Given a graph G and a nondecreasing sequence \(S=(s_1,\ldots ,s_k)\) of positive integers, the mapping \(c:V(G)\longrightarrow \{1,\ldots ,k\}\) is called an S -packing coloring of G if for any two distinct vertices x and y in \(c^{-1}(i)\), the distance between x and y is greater than \(s_i\). The smallest integer k such that there exists a \((1,2,\ldots ,k)\)-packing coloring of a graph G is called the packing chromatic number of G , denoted \(\chi _{\rho }(G)\). The question of boundedness of the packing chromatic number in the class of subcubic (planar) graphs was investigated in several earlier papers; recently it was established that the invariant is unbounded in the class of all subcubic graphs. In this paper, we prove that the packing chromatic number of any 2-connected bipartite subcubic outerplanar graph is bounded by 7. Furthermore, we prove that every subcubic triangle-free outerplanar graph has a (1, 2, 2, 2)-packing coloring, and that there exists a subcubic outerplanar graph with a triangle that does not admit a (1, 2, 2, 2)-packing coloring. In addition, there exists a subcubic triangle-free outerplanar graph that does not admit a (1, 2, 2, 3)-packing coloring.
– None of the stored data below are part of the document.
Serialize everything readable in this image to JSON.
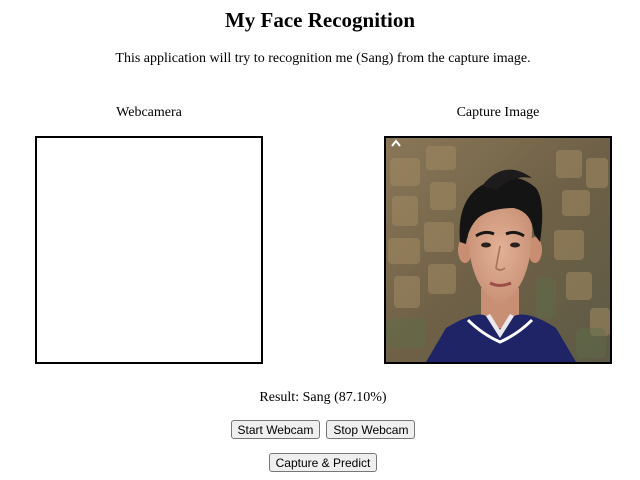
{
  "header": {
    "title": "My Face Recognition",
    "subtitle": "This application will try to recognition me (Sang) from the capture image."
  },
  "panels": {
    "webcam_label": "Webcamera",
    "capture_label": "Capture Image",
    "capture_image_icon": "person-photo"
  },
  "result": {
    "text": "Result: Sang (87.10%)"
  },
  "buttons": {
    "start_webcam": "Start Webcam",
    "stop_webcam": "Stop Webcam",
    "capture_predict": "Capture & Predict"
  },
  "colors": {
    "border": "#000000",
    "background": "#ffffff",
    "button_bg": "#efefef",
    "button_border": "#767676"
  }
}
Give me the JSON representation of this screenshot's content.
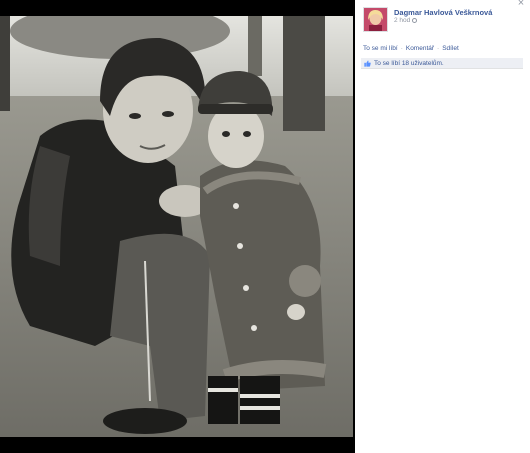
{
  "post": {
    "author": "Dagmar Havlová Veškrnová",
    "time": "2 hod",
    "privacy_icon": "globe-icon"
  },
  "actions": {
    "like": "To se mi líbí",
    "separator": "·",
    "comment": "Komentář",
    "share": "Sdílet"
  },
  "likes": {
    "text": "To se líbí 18 uživatelům.",
    "icon": "thumbs-up-icon"
  },
  "close": {
    "label": "×",
    "icon": "close-icon"
  },
  "colors": {
    "link": "#3b5998",
    "muted": "#9197a3",
    "likes_bar": "#edeff4",
    "stage": "#000000"
  }
}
A similar dichotomy is shown for bipartite outerplanar graphs: every such graph admits an S -packing coloring for \(S=(1,3,\ldots ,3)\), where 3 appears \(\Delta \) times (\(\Delta \) being the maximum degree of vertices), and this property does not hold if one of the integers 3 is replaced by 4 in the sequence S .

中文翻译：

---

次三次外平面图的填充色

给定图 G 和正整数的非递减序列\（S =（s_1，\ ldots，s_k）\），映射\（c：V（G）\ longrightarrow \\ {1，\ ldots，k \} \）如果对于\（c ^ {-1}（i）\）中任意两个不同的顶点 x 和 y ， x 和 y 之间的距离 大于\（s_i \），则称为 G 的 S 填充着色 。的最小整数 ķ 使得存在一个\（（1,2，\ ldots，K）\） -的曲线图的包装着色 ģ 被称为的填料色数 ģ ，表示为\（\ chi _ {\ rho}（G）\）。在较早的几篇论文中研究了亚三次（平面）图类中填充色数的有界性问题；最近已经确定，在所有次三次图的类中，不变性是无界的。在本文中，我们证明了任何2个连通的二部分次立方外平面图的填充色数均以7为界。此外，我们证明了每个次立方无三角形外平面图都具有（1、2、2、2）堆积着色，并且存在一个带有不容许（1、2、2、2、2）填充着色​​的三角形的次三次外平面图。此外，存在一个不包含（1,2,2,2,3）堆积着色的无亚三次三角形的外平面图。对于二分外平面图，显示了类似的二分法：每个这样的图都承认一个 \（S =（1,3，\ ldots，3）\）的 S 包装着色，其中3出现\（\ Delta \）倍（\（\ Delta \）是最大顶点度），并且此属性如果在序列 S 中将整数3之一替换为4，则不成立 。